FSR : Quel est, grosso modo, votre tempo éditorial, et comment accompagnez-vous les publications ?
Les éditions louise bottu publient 5 ou 6 livres par an (ce format garantit une forme de liberté), qui bien sûr requièrent un accompagnement en librairie, sur les réseaux sociaux, et lors de salons et autres manifestations en libraries à Dax, Mont-de-Marsan, Bordeaux, Paris, Toulouse, Marseille, etc. Nous distribuons nos livres, à Mont-de-Marsan, Bayonne, Bordeaux, Toulouse, Montpellier, Strasbourg, Marseille, Paris, Lyon, etc., et tous nos livres sont commandables dans les librairies où ils ne sont pas présents physiquement.
Les parutions récentes n’apparaissent pas dans la rubrique « Nouveautés » du site louisebottu.com. Nous nous contentons d’yexprimer nos réserves sur ce terme, essentiellement commercial, et qui sous-entend « invention » et « progrès », or je ne crois pas au progrès. Rien de nouveau sous le soleil. Tout a déjà été dit et écrit (« le passé a la vie dure, il ne passe jamais »), et le temps du livre est un temps étale, à égale distance, toujours, de nous-mêmes.

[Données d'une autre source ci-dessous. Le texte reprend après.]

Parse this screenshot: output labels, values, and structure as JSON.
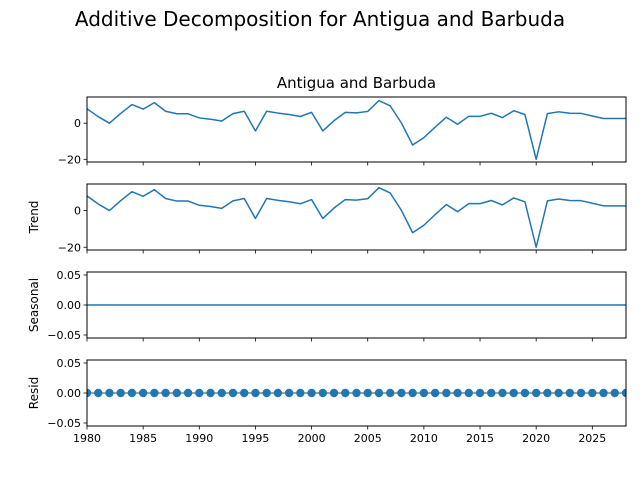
{
  "chart_data": {
    "type": "line",
    "suptitle": "Additive Decomposition for Antigua and Barbuda",
    "color": "#1f77b4",
    "x": [
      1980,
      1981,
      1982,
      1983,
      1984,
      1985,
      1986,
      1987,
      1988,
      1989,
      1990,
      1991,
      1992,
      1993,
      1994,
      1995,
      1996,
      1997,
      1998,
      1999,
      2000,
      2001,
      2002,
      2003,
      2004,
      2005,
      2006,
      2007,
      2008,
      2009,
      2010,
      2011,
      2012,
      2013,
      2014,
      2015,
      2016,
      2017,
      2018,
      2019,
      2020,
      2021,
      2022,
      2023,
      2024,
      2025,
      2026,
      2027,
      2028
    ],
    "xlim": [
      1980,
      2028
    ],
    "xticks": [
      1980,
      1985,
      1990,
      1995,
      2000,
      2005,
      2010,
      2015,
      2020,
      2025
    ],
    "xtick_labels": [
      "1980",
      "1985",
      "1990",
      "1995",
      "2000",
      "2005",
      "2010",
      "2015",
      "2020",
      "2025"
    ],
    "panels": [
      {
        "name": "observed",
        "title": "Antigua and Barbuda",
        "ylabel": "",
        "style": "line",
        "ylim": [
          -21.5,
          14.5
        ],
        "yticks": [
          -20,
          0
        ],
        "ytick_labels": [
          "−20",
          "0"
        ],
        "values": [
          8.0,
          3.6,
          0.0,
          5.4,
          10.3,
          7.8,
          11.4,
          6.6,
          5.2,
          5.2,
          2.9,
          2.2,
          1.2,
          5.3,
          6.6,
          -4.3,
          6.6,
          5.6,
          4.8,
          3.7,
          6.0,
          -4.3,
          1.4,
          6.0,
          5.7,
          6.5,
          12.5,
          9.6,
          0.1,
          -12.1,
          -8.0,
          -2.2,
          3.3,
          -0.6,
          3.8,
          3.8,
          5.5,
          3.1,
          6.9,
          4.8,
          -20.0,
          5.3,
          6.3,
          5.5,
          5.4,
          4.0,
          2.6,
          2.6,
          2.6
        ]
      },
      {
        "name": "trend",
        "title": "",
        "ylabel": "Trend",
        "style": "line",
        "ylim": [
          -21.5,
          14.5
        ],
        "yticks": [
          -20,
          0
        ],
        "ytick_labels": [
          "−20",
          "0"
        ],
        "values": [
          8.0,
          3.6,
          0.0,
          5.4,
          10.3,
          7.8,
          11.4,
          6.6,
          5.2,
          5.2,
          2.9,
          2.2,
          1.2,
          5.3,
          6.6,
          -4.3,
          6.6,
          5.6,
          4.8,
          3.7,
          6.0,
          -4.3,
          1.4,
          6.0,
          5.7,
          6.5,
          12.5,
          9.6,
          0.1,
          -12.1,
          -8.0,
          -2.2,
          3.3,
          -0.6,
          3.8,
          3.8,
          5.5,
          3.1,
          6.9,
          4.8,
          -20.0,
          5.3,
          6.3,
          5.5,
          5.4,
          4.0,
          2.6,
          2.6,
          2.6
        ]
      },
      {
        "name": "seasonal",
        "title": "",
        "ylabel": "Seasonal",
        "style": "line",
        "ylim": [
          -0.055,
          0.055
        ],
        "yticks": [
          -0.05,
          0.0,
          0.05
        ],
        "ytick_labels": [
          "−0.05",
          "0.00",
          "0.05"
        ],
        "values": [
          0,
          0,
          0,
          0,
          0,
          0,
          0,
          0,
          0,
          0,
          0,
          0,
          0,
          0,
          0,
          0,
          0,
          0,
          0,
          0,
          0,
          0,
          0,
          0,
          0,
          0,
          0,
          0,
          0,
          0,
          0,
          0,
          0,
          0,
          0,
          0,
          0,
          0,
          0,
          0,
          0,
          0,
          0,
          0,
          0,
          0,
          0,
          0,
          0
        ]
      },
      {
        "name": "resid",
        "title": "",
        "ylabel": "Resid",
        "style": "markers",
        "ylim": [
          -0.055,
          0.055
        ],
        "yticks": [
          -0.05,
          0.0,
          0.05
        ],
        "ytick_labels": [
          "−0.05",
          "0.00",
          "0.05"
        ],
        "values": [
          0,
          0,
          0,
          0,
          0,
          0,
          0,
          0,
          0,
          0,
          0,
          0,
          0,
          0,
          0,
          0,
          0,
          0,
          0,
          0,
          0,
          0,
          0,
          0,
          0,
          0,
          0,
          0,
          0,
          0,
          0,
          0,
          0,
          0,
          0,
          0,
          0,
          0,
          0,
          0,
          0,
          0,
          0,
          0,
          0,
          0,
          0,
          0,
          0
        ]
      }
    ]
  }
}
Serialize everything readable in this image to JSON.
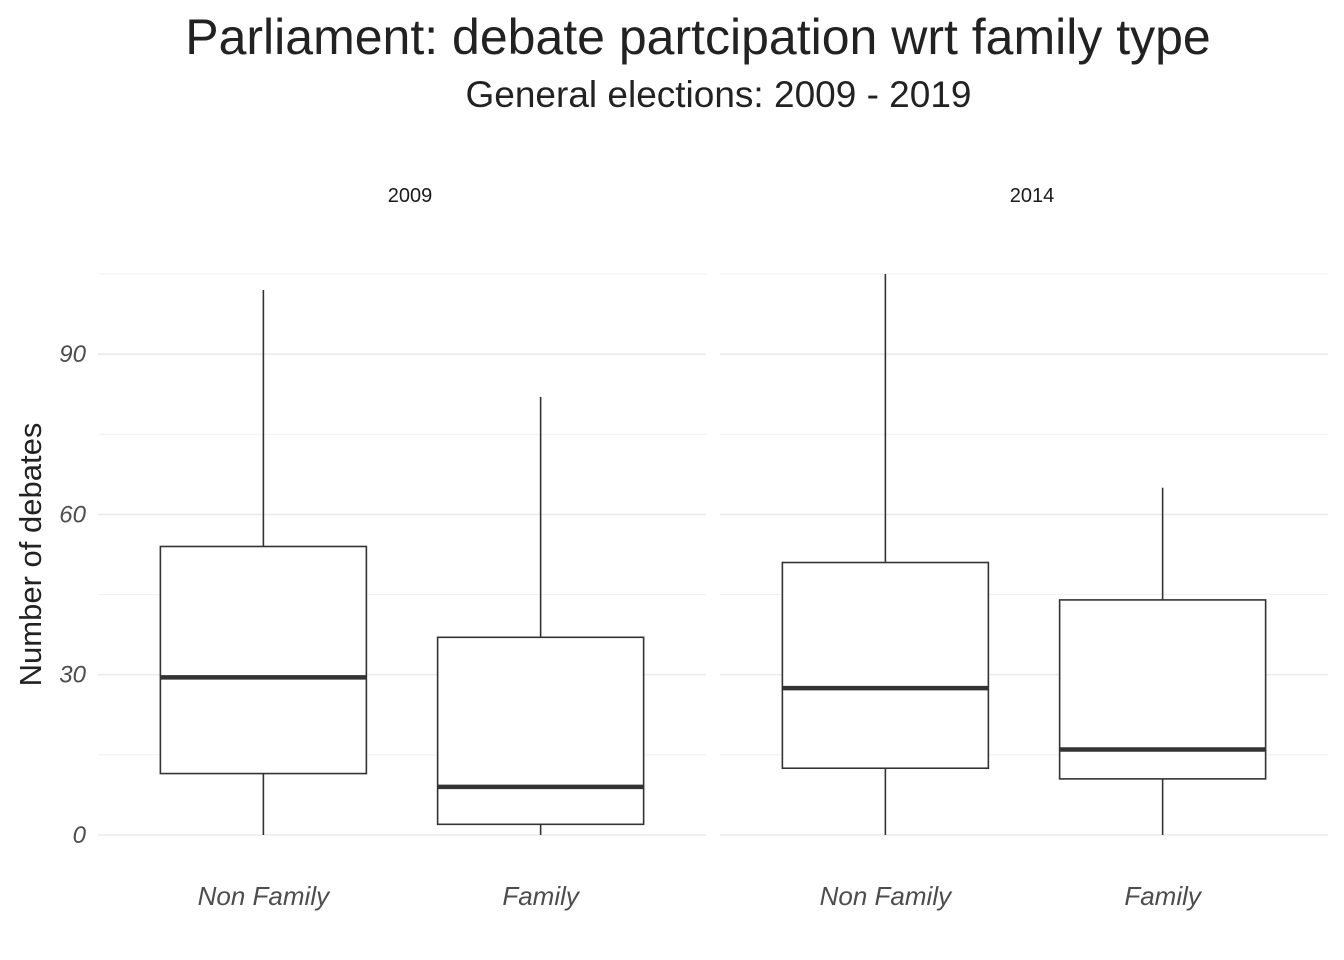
{
  "chart_data": {
    "type": "boxplot",
    "title": "Parliament: debate partcipation wrt family type",
    "subtitle": "General elections: 2009 - 2019",
    "ylabel": "Number of debates",
    "xlabel": "",
    "ylim": [
      0,
      105
    ],
    "yticks": [
      0,
      30,
      60,
      90
    ],
    "grid": true,
    "categories": [
      "Non Family",
      "Family"
    ],
    "facets": [
      {
        "label": "2009",
        "boxes": [
          {
            "category": "Non Family",
            "min": 0,
            "q1": 11.5,
            "median": 29.5,
            "q3": 54,
            "max": 102
          },
          {
            "category": "Family",
            "min": 0,
            "q1": 2,
            "median": 9,
            "q3": 37,
            "max": 82
          }
        ]
      },
      {
        "label": "2014",
        "boxes": [
          {
            "category": "Non Family",
            "min": 0,
            "q1": 12.5,
            "median": 27.5,
            "q3": 51,
            "max": 105
          },
          {
            "category": "Family",
            "min": 0,
            "q1": 10.5,
            "median": 16,
            "q3": 44,
            "max": 65
          }
        ]
      }
    ]
  }
}
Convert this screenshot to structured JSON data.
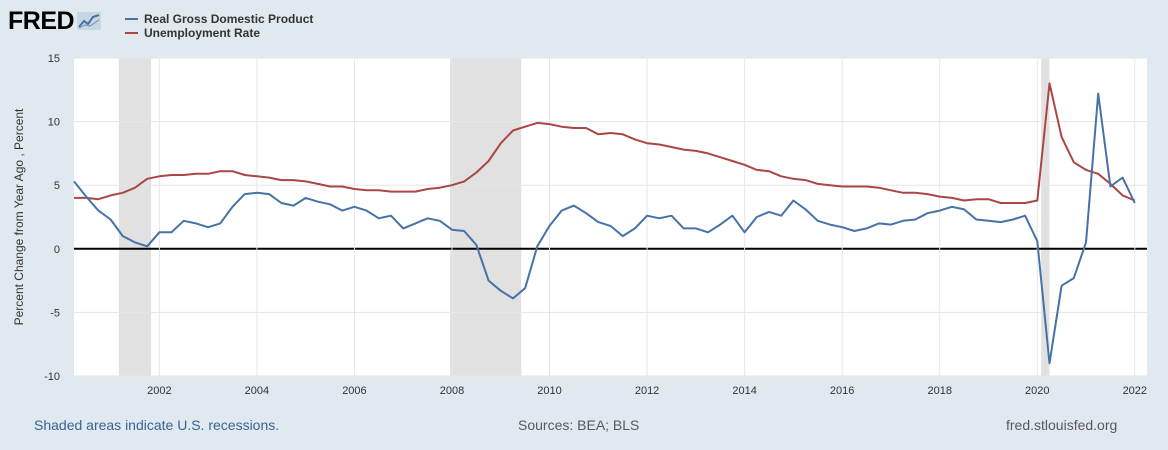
{
  "header": {
    "logo_text": "FRED"
  },
  "footer": {
    "recession_note": "Shaded areas indicate U.S. recessions.",
    "sources": "Sources: BEA; BLS",
    "site": "fred.stlouisfed.org"
  },
  "chart_data": {
    "type": "line",
    "ylabel": "Percent Change from Year Ago , Percent",
    "ylim": [
      -10,
      15
    ],
    "yticks": [
      -10,
      -5,
      0,
      5,
      10,
      15
    ],
    "xlim": [
      2000.25,
      2022.25
    ],
    "xticks": [
      "2002",
      "2004",
      "2006",
      "2008",
      "2010",
      "2012",
      "2014",
      "2016",
      "2018",
      "2020",
      "2022"
    ],
    "grid": true,
    "legend_position": "top-left",
    "recessions": [
      [
        2001.17,
        2001.83
      ],
      [
        2007.96,
        2009.42
      ],
      [
        2020.08,
        2020.25
      ]
    ],
    "colors": {
      "plot_bg": "#ffffff",
      "grid": "#e6e6e6",
      "recession": "#e1e1e1",
      "zero_line": "#000000"
    },
    "series": [
      {
        "name": "Real Gross Domestic Product",
        "color": "#4572a7",
        "start": 2000.25,
        "step": 0.25,
        "values": [
          5.3,
          4.1,
          3.0,
          2.3,
          1.0,
          0.5,
          0.2,
          1.3,
          1.3,
          2.2,
          2.0,
          1.7,
          2.0,
          3.3,
          4.3,
          4.4,
          4.3,
          3.6,
          3.4,
          4.0,
          3.7,
          3.5,
          3.0,
          3.3,
          3.0,
          2.4,
          2.6,
          1.6,
          2.0,
          2.4,
          2.2,
          1.5,
          1.4,
          0.3,
          -2.5,
          -3.3,
          -3.9,
          -3.1,
          0.2,
          1.8,
          3.0,
          3.4,
          2.8,
          2.1,
          1.8,
          1.0,
          1.6,
          2.6,
          2.4,
          2.6,
          1.6,
          1.6,
          1.3,
          1.9,
          2.6,
          1.3,
          2.5,
          2.9,
          2.6,
          3.8,
          3.1,
          2.2,
          1.9,
          1.7,
          1.4,
          1.6,
          2.0,
          1.9,
          2.2,
          2.3,
          2.8,
          3.0,
          3.3,
          3.1,
          2.3,
          2.2,
          2.1,
          2.3,
          2.6,
          0.6,
          -9.0,
          -2.9,
          -2.3,
          0.5,
          12.2,
          4.9,
          5.6,
          3.6
        ]
      },
      {
        "name": "Unemployment Rate",
        "color": "#aa4643",
        "start": 2000.25,
        "step": 0.25,
        "values": [
          4.0,
          4.0,
          3.9,
          4.2,
          4.4,
          4.8,
          5.5,
          5.7,
          5.8,
          5.8,
          5.9,
          5.9,
          6.1,
          6.1,
          5.8,
          5.7,
          5.6,
          5.4,
          5.4,
          5.3,
          5.1,
          4.9,
          4.9,
          4.7,
          4.6,
          4.6,
          4.5,
          4.5,
          4.5,
          4.7,
          4.8,
          5.0,
          5.3,
          6.0,
          6.9,
          8.3,
          9.3,
          9.6,
          9.9,
          9.8,
          9.6,
          9.5,
          9.5,
          9.0,
          9.1,
          9.0,
          8.6,
          8.3,
          8.2,
          8.0,
          7.8,
          7.7,
          7.5,
          7.2,
          6.9,
          6.6,
          6.2,
          6.1,
          5.7,
          5.5,
          5.4,
          5.1,
          5.0,
          4.9,
          4.9,
          4.9,
          4.8,
          4.6,
          4.4,
          4.4,
          4.3,
          4.1,
          4.0,
          3.8,
          3.9,
          3.9,
          3.6,
          3.6,
          3.6,
          3.8,
          13.0,
          8.8,
          6.8,
          6.2,
          5.9,
          5.1,
          4.2,
          3.8
        ]
      }
    ]
  }
}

Pour nous, une nouveauté ne chasse pas la précédente et nous tenons à ce que Louise Bottu reste une petite maison d’édition de fond, tous les textes étant constamment disponibles. Tout a été dit, on ne peut que le redire sous une autre forme, ou le répéter (notre collection « Inactuels/Intempestifs » s’y emploie).
Après réception et acceptation du manuscrit, les choses mûrissent, il y a des allers-retours entre correcteur et auteur, puis le livre prend forme, cela peut prendre entre quelques mois et un an avant parution. Il y parfois des surprises, c’est pourquoi nous gardons toujours une forme de latitude dans l’organisation du calendrier, pour pouvoir publier rapidement un texte qui nous plaît particulièrement. Mais grosso modo nous fonctionnons comme ça.
« On a voulu faire pour le mieux, on a fini par faire comme d’habitude » , disait un premier ministre russe
FSR : Quel sera le prochain titre publié chez louise bottu ?
Il s’agit d’un recueil d’articles de Clément Rosset publié jadis par « Distance », et qui va trouver une deuxième vie chez louise bottu, d’autres titres suivront.
FSR : La question attendue de nos lecteurs, à la recherche, parfois, d’un éditeur : qu’est-ce qui fonde votre choix ?
JMM : J’aime être surpris. Surtout par la forme, le style, la composition. J’aime être touché, touché comme une cible. Lorsque je reçois un manuscrit, je suis son lecteur premier. J’aime qu’un texte m’étonne, me révèle à moi-même en quelque sorte, pour le meilleur et pour le pire, dans le vide un instant. Peut-être que le lecteur fera une semblable expérience, découvrira l’insoupçonné en lui, et que la lecture lui plaise ou pas, sera accroché. Dans le meilleur des cas.